Predictive Analytics with Spark in Azure HDInsight Interview Questions and Answers

Q1 : What are the various programming languages supported by Spark?

A : Though Spark is written in Scala, it lets the users code in various languages such as:

  • Scala
  • Java
  • Python
  • R (Using SparkR)
  • SQL (Using SparkSQL)

Also, by the way of piping the data via other commands, we should be able to use all kinds of programming languages or binaries.

Q2 : What are the various storages from which Spark can read data?

A : Spark has been designed to process data from various sources. So, whether you want to process data stored in HDFS, Cassandra, EC2, Hive, HBase, and Alluxio (previously Tachyon). Also, it can read data from any system that supports any Hadoop data source.

Q3 : What are the various libraries available on top of Apache Spark?

A : Spark powers a stack of libraries including SQL and DataFrames, MLlib for machine learning, GraphX and Spark Streaming. You can combine these libraries seamlessly in the same application.

  • MLlib: It is machine learning library provided by Spark. It basically has all the algorithms that internal are wired to use Spark Core (RDD Operations) and the data structures required. For example, it provides ways to translate the Matrix into RDD and recommendation algorithms into sequences of transformations and actions. MLLib provides the machine learning algorithms that can run parallelly on many computers.
  • GraphX: GraphX provides libraries which help in manipulating huge graph data structures. It converts graphs into RDD internally. Various algorithms such PageRank on graphs are internally converted into operations on RDD.
  • Spark Streaming: It is a very simple library that listens on unbounded data sets or the datasets where data is continuously flowing. The processing pauses and waits for data to come if the source isn’t providing data. This library converts the incoming data streaming into RDDs for the “n” seconds collected data aka batch of data and then run the provided operations on the RDDs.

Q4 : What is sparkContext?

A : SparkContext is the entry point to Spark. Using sparkContext you create RDDs which provided various ways of churning data.

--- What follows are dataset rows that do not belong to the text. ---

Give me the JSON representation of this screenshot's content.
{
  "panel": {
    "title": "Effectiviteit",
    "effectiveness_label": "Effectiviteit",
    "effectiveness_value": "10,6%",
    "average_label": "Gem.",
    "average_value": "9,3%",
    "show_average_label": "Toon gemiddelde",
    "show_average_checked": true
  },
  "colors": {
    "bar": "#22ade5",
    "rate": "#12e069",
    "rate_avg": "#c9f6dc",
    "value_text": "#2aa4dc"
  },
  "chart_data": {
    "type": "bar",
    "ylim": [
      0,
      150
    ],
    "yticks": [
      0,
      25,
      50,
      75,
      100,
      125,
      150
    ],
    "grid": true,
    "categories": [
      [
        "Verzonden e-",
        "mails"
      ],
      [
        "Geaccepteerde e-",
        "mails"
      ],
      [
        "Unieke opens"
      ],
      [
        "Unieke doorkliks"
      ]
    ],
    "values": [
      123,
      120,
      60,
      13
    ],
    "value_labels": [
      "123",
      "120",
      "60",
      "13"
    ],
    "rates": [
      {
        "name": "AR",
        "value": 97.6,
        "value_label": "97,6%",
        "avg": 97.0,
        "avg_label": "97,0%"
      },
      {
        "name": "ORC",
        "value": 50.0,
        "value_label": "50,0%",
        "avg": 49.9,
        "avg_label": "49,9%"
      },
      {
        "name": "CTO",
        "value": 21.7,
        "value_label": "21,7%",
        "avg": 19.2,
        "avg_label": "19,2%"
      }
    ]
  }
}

Q5 : What do we mean by Paraquet?

A : Apache Paraquet is a columnar format for storage of data available in Hadoop ecosystem. It is space efficient storage format which can be used in any programming language and framework.

Apache Spark supports reading and writing data in Paraquet format.

Q6 :What does map transformation do? Provide an example.

Map transformation on an RDD produces another RDD by translating each element. It translates each element by executing the function provided by the user.